Skip the plebiscite

Funny what a hard time people have getting this.

Oddly, some of the people commenting on the UCU decision on the Engage website have expressed disappointment that the boycott proposal has been defeated through legal means rather than by a popular union ballot. This is a puzzling response. The Jim Crow laws in the United States were overturned in the 1950s and 1960s through Supreme Court decisions and civil rights legislation, rather than by popular referendums in southern American states. The civil rights movement did not attempt to argue with segregationists to give up their misguided commitment to discriminatory practices. It invoked legal authority in order to compel them to respect the human rights of African Americans. In a liberal democracy the rights of individuals and minorities against racist exclusion are ensured by legal guarantee. They do not depend upon the consent of groups who refuse to acknowledge these rights as indefeasibly binding.

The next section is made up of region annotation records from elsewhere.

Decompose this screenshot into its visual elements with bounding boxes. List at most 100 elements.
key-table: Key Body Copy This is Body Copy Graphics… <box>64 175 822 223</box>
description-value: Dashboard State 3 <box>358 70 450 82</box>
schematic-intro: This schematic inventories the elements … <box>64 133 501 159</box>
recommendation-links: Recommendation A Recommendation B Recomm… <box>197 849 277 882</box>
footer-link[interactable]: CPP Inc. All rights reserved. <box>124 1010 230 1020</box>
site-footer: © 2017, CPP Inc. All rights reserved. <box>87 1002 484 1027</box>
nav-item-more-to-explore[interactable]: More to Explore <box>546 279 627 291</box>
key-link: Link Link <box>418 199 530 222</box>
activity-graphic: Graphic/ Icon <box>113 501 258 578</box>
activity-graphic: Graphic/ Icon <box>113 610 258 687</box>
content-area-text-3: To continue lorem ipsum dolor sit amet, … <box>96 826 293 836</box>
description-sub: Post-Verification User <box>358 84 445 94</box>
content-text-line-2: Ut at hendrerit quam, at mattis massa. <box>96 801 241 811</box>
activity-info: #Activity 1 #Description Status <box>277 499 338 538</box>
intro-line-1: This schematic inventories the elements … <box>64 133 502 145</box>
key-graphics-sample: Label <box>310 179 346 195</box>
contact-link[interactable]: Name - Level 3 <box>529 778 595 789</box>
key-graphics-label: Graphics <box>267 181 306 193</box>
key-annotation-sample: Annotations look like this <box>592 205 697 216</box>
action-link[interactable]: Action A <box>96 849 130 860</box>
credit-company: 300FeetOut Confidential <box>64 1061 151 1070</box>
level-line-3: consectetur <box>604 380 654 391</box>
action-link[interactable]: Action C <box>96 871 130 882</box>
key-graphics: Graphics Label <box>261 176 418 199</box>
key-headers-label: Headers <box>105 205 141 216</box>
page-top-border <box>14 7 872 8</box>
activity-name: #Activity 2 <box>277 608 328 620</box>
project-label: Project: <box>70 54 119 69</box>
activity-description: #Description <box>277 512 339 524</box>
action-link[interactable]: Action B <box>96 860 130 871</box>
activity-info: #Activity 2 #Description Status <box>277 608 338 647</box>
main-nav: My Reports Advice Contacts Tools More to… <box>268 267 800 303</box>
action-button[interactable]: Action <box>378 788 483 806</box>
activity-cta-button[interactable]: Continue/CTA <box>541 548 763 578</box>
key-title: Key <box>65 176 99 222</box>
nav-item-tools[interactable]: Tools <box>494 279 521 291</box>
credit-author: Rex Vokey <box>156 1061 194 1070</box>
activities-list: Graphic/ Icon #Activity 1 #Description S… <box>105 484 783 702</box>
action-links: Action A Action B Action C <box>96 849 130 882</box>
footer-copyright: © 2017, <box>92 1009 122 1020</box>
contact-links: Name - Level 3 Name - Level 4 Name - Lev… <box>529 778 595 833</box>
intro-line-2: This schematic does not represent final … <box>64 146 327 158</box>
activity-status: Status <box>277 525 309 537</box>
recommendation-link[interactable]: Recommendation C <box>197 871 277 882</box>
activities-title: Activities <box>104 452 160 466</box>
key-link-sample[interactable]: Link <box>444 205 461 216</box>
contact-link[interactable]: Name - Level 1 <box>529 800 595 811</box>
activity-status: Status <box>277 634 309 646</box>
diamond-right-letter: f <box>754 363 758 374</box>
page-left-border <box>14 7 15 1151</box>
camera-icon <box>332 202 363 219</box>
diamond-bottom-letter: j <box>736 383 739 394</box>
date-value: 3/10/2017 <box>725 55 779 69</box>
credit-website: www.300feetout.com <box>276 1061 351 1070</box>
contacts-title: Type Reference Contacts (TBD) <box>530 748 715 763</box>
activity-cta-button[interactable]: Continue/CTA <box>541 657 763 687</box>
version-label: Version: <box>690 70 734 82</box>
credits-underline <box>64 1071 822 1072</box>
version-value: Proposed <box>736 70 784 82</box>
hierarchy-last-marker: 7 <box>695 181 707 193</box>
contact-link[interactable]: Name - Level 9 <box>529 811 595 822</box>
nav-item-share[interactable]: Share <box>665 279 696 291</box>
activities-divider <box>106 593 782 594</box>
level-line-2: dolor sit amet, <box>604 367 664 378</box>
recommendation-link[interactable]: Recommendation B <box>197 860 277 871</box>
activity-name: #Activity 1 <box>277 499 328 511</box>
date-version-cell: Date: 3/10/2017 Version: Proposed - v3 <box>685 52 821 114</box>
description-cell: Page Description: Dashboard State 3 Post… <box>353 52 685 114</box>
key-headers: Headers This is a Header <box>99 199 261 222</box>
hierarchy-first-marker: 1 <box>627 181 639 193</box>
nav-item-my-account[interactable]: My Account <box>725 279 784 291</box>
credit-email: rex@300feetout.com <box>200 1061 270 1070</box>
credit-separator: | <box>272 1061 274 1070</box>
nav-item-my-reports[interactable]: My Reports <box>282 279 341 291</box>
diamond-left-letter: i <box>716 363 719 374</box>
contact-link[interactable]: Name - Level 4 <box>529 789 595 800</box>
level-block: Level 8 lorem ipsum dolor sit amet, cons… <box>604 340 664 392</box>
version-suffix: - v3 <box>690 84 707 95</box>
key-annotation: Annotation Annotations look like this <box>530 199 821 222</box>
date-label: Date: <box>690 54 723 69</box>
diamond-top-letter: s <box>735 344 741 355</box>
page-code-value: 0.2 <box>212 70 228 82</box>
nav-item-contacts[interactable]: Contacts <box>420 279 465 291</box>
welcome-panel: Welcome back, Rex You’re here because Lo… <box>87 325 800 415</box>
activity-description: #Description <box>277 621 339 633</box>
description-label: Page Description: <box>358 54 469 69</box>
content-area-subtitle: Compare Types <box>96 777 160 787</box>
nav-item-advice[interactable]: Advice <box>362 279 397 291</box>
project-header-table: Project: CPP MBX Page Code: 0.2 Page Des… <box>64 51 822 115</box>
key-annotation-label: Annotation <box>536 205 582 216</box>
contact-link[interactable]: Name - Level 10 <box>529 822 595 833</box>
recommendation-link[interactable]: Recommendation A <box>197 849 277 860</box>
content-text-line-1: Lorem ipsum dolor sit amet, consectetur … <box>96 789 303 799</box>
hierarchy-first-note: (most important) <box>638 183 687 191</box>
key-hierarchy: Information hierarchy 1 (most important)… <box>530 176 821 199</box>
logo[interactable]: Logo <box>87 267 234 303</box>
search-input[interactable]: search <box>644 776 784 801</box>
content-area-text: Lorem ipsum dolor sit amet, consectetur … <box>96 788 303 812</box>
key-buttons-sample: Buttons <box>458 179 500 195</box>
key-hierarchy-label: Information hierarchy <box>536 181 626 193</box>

In fact it’s not so much funny as alarming. The more people don’t get that, the more at risk we all are – unless we can be absolutely sure we’re not a member of any possible minority at all; and who can be absolutely sure of that? And anyway we’d still be at risk, because we’d be at risk of persecuting other people, which is hardly an improvement on being persecuted oneself.

It’s so basic. Democracy is not the same thing as justice or human rights or fairness or equal treatment or compassion or anything like that. It doesn’t imply them or presuppose them or (necessarily) bring them about. The majority is not always or automatically right, and it’s certainly not always fair or merciful or scrupulous. Sometimes laws are better than the popular will – that’s one reason laws exist.